Comedian Al Porter at the Cat Laughs Comedy Festival in 2014. The council is examining the possibility of moving to multi-annual funding for larger festivals.
The significant increase in demand for festival and events grants here demonstrates the high regard in which Kilkenny is held as a 'festival destination' — as well as the level of engagement from local communities and groups.
However, it also means that the funding is now being increasingly widely stretched across a growing number of events. These range from smaller, community-based events, such as summer barbeques and family days, to much larger festivals which attract thousands of people.
Things are now moving toward a situation where Kilkenny County Council may have to change the operation of the grants scheme to ensure the ongoing viability of the larger, 'flagship' festivals, while still facilitating newcomers and smaller events.
“There is a danger we will diminish the impact of the grants,” warned senior executive officer with Kilkenn County Council Brian Tyrrell on Monday.

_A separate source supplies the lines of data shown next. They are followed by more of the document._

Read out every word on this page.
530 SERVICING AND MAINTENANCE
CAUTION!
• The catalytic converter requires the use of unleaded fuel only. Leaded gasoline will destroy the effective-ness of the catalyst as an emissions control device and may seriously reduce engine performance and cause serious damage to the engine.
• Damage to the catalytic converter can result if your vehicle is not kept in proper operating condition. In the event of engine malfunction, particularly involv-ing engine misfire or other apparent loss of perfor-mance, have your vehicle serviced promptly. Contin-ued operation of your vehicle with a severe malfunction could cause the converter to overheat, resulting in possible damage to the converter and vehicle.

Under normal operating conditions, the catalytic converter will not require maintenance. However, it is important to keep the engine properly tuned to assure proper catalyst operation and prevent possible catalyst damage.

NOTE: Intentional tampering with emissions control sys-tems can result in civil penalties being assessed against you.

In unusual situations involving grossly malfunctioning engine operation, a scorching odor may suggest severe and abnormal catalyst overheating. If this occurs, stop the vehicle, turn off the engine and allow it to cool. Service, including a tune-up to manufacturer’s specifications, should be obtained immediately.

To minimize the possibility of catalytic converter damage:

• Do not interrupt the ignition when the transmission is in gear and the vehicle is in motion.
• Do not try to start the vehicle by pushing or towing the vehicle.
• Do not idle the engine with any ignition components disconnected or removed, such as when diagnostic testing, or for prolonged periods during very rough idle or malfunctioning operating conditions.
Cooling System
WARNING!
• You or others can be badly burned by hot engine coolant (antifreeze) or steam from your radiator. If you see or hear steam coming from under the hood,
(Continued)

Mr Tyrrell told local councillors that a strategic view of festivals may be necessary, including looking at 'community events' as separate.
“It may mean a move toward multi-annual funding, which means members would have to make decisions for a three-year or a five-year term,” he said.
Councillor Malcolm Noonan said that for some events, such as music festivals, signing different acts or getting approvals needed to be done almost a year in advance in any case.
“Kilkenny is now a music destination in its own right,” he said.